Anne Nilgün Mihdiye Damgacı, bıçağı görünce metrodaki diğer yolcuların korkup geri çekildiklerini anlatarak, "Kızım da beni geri çekti. Adam boş bir alanda bıçağı savurup durdu. Bıçak ufak bir bıçak değildi, kasap bıçağı gibi bir şeydi. Metrodan indi, cama vura vura diğer taraftan geldi. Yine tehdit ve küfürler... Kızım geri çekilmese bir yerine zarar gelecekti." dedi.

"O şahıs koskoca bıçakla metroya nasıl biner?"

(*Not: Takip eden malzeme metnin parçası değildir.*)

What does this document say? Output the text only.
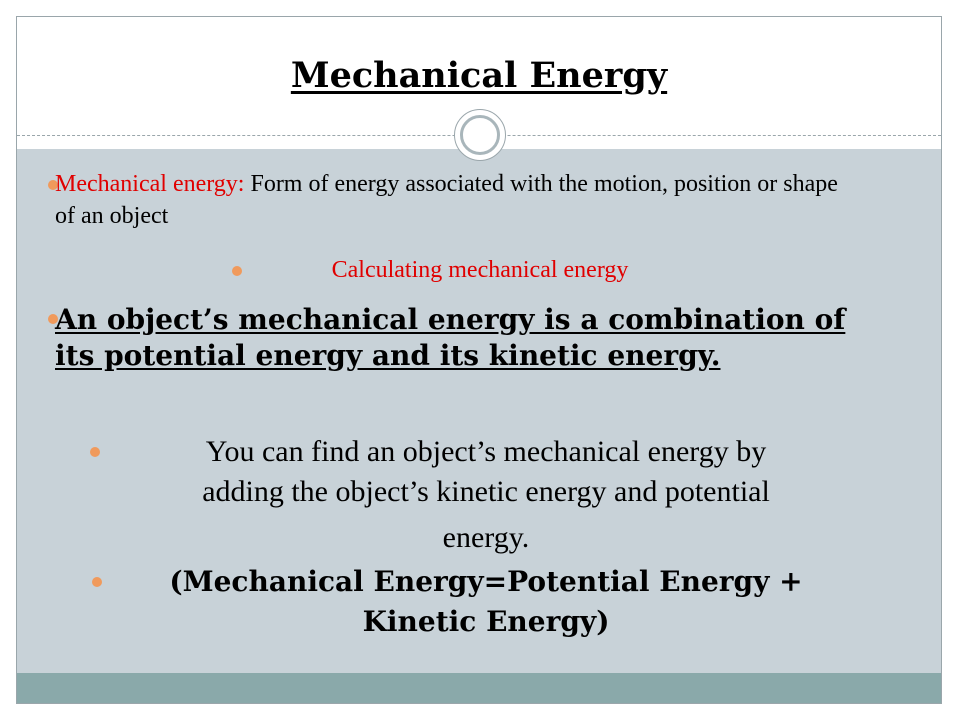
Mechanical Energy
Mechanical energy: Form of energy associated with the motion, position or shape of an object
Calculating mechanical energy
An object’s mechanical energy is a combination of its potential energy and its kinetic energy.
You can find an object’s mechanical energy by
adding the object’s kinetic energy and potential
energy.
(Mechanical Energy=Potential Energy +
Kinetic Energy)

Bayağı şiddetli olaylar yaşadıklarını aktaran Damgacı, konuşmasını şöyle tamamladı: "Benim burada asıl söylemek istediğim bir toplu taşıma aracı bu. O şahıs koskoca bıçakla metroya nasıl biner? Hadi bindi, güvenlik bize yardımcı olmadı. Biz o esnada butona (imdat butonu) birkaç defa bastık. 'İmdat' diye bağırdık, çığlık attık. Fakat ses seda yok. O kapı kapandı, araç hareket etmeye başladığında güvenlik yanımızda belirdi. 'Ne oldu?' diye soruyorlar bize. Öbür durakta da indik. Güvenlik bizi yukarı kadar çıkardı. Şahsın yakalanmadığından dolayı polisle bağlantı kurdurtmadılar. Ve yine orada kızımla tek başımıza kaldık. Yanımızda mağdur olan bayan arkadaş da vardı. Metroda yukarıda kaldık. Yani biz dışarı çıkmaya da içeri girmeye de korktuk. En sonunda taksiye atlayarak oradan ayrıldık. Özellikle şunu vurgulamak istiyorum. Bu saldırıların bir son bulması lazım. Kadınları kadınlar korumamalı, devlet korumalı."